Caractéristiques
- Titre : Tartarin de Tarascon
- Réalisateur(s) : Raymond Bernard
- Avec : Raimu, Fernand Charpin, Sinoël
- Editeur : Pathé
- Date de sortie Blu-Ray : 1er Juin 2016
- Date de sortie originale en salles : 10 novembre 1934
- Durée : 95 minutes
- Note : 7/10 par 1 critique
Image : 5/5
Pathé nous en met plein la vue en démontrant à quel point ce distributeur historique prend soin de son catalogue de films. Cette collection d’œuvres françaises, grands classiques s’il en est, nous parvient dans des éditions de toute beauté, et ce Tartarin de Tarascon ne déroge pas à la règle. Le DVD offre une restauration exemplaire, faisant tout le nécessaire pour faire revivre le film à partir de différentes sources fatiguées, et ainsi en créer une que l’on qualifiera sans peine de vigoureusement définitive.
Son : 4/5
Une piste mono Dolby Digitale 2.0 en français, atteinte d’un petit souffle. Mais dans l’ensemble, encore une fois c’est un travail de restauration inespéré pour ce Tartarin de Tarascon. Le voix ressortent bien, et heureusement tant il serait dommage de rater ne serait-ce qu’une miette des dialogues croustillants qui habitent le film…
Bonus : 3/5
Nous avons droit à un documentaire de 18 minutes qui, avec son titre « Raimu, le plus grand acteur du monde », donne un indice sur ce ce qui y est discuté. Signé Jean-Yves Guilleux, un habitué aux programmes consacrés aux stars du cinéma, ce documentaire aborde à la fois le comédien principal et Marcel Pagnol. Grâce à l’intervention d’Isabelle Nohain-Raimu (petite fille de l’immense comédien), Micheline Boudet (sociétaire à la Comédie Française), Nicolas Pagnol (petit-fils de l’auteur bien connu), ou encore Karin Hann (écrivain notamment de Marcel Pagnol : un autre regard), on en apprend plus sur les rapports difficiles qu’entretenaient ces deux figures provençales. On aurait tout de même aimé un petit quelque chose sur le réalisateur Raymond Bernard, dommage.
Synopsis
Tartarin est un bourgeois fanfaron et robuste qui vit à Tarascon, sa réputation repose sur des récits de voyages et d’aventures, plus ou moins inventés. Il se voit alors obligé de quitter son pays et rejoindre l’Afrique pour y chasser le fauve afin d’impressionner son entourage. Là-bas, il vivra des aventures dignes d’un Don Quichotte !
Le film
Tartarin de Tarascon, grand classique de la littérature signé Alphonse Daudet, se retrouve donc adapté au cinéma par Raymond Bernard en 1934, avec dans le rôle-titre celui qu’Orson Welles qualifiait de « plus grand acteur du monde » : Raimu. Le réalisateur vient de triompher avec ses très bons Les Croix de Bois (1932) et Les Misérables (1934), et désormais se frotte à un genre bien différent du film de guerre ou du drame. En effet, la figure très populaire de Tartarin de Tarascon offre là une occasion de donner dans le burlesque, mais aussi de composer un personnage haut en couleur. Pour l’y aider, le metteur en scène s’entoure de deux grands noms, qui lui assurent quasiment un succès instantané lors de sa sortie en salles : Raimu donc, mais aussi Marcel Pagnol à l’adaptation en scénario ainsi qu’aux dialogues. On appelle ça une dream team.

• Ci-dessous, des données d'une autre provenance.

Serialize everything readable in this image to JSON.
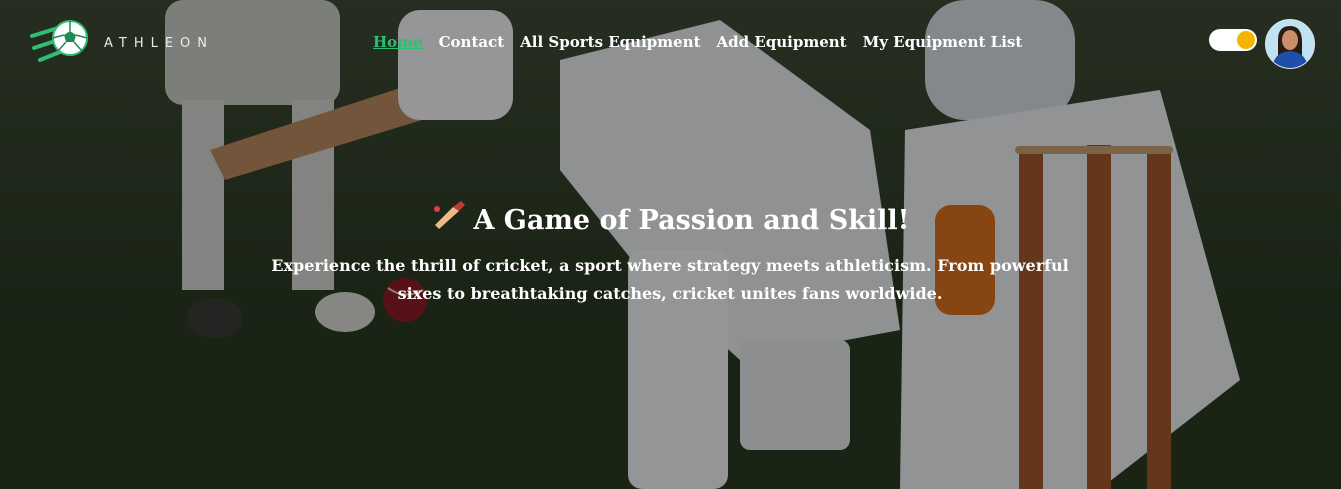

Et le moins que l’on puisse écrire est que Tartarin de Tarascon tire grandement l’avantage de cette union déjà consommée avec grand bonheur dans Marius (1931) et Fanny (1932). Si l’on est en pleine époque d’une réalisation que l’on pourrait qualifier de théâtrale, sérieuse et carrée, notamment à cause des moyens bien moins commodes qu’un peu plus tard, le récit lui est prodigieux de rythme. Dès l’ouverture, l’œuvre nous présente avec une fluidité déconcertante la région de Tarascon, et les personnages qui l’habitent, à l’aide de l’arrivée d’un vendeur d’armes parisien. La fameuse figure de l’homme de la capitale, étranger en-dehors de sa ville (que l’on retrouve dans Justin de Marseille, dans la même collection), est utilisée plutôt à bon escient, avec une ironie fine. Ce qui, d’ailleurs, est la marque de fabrique de Pagnol sur tout Tartarin de Tascon. On sent l’auteur amoureux de sa région (il a enseigné à cet endroit), qui sait de quoi il parle. Il faut très peu de temps pour accrocher non seulement aux personnages mais aussi à la culture qui fut celle de cette région. Le film a la délicatesse de prendre le temps de ne jamais perdre le spectateur, on imagine que l’envie de distribuer le film à travers la France a été déterminante à cet effet.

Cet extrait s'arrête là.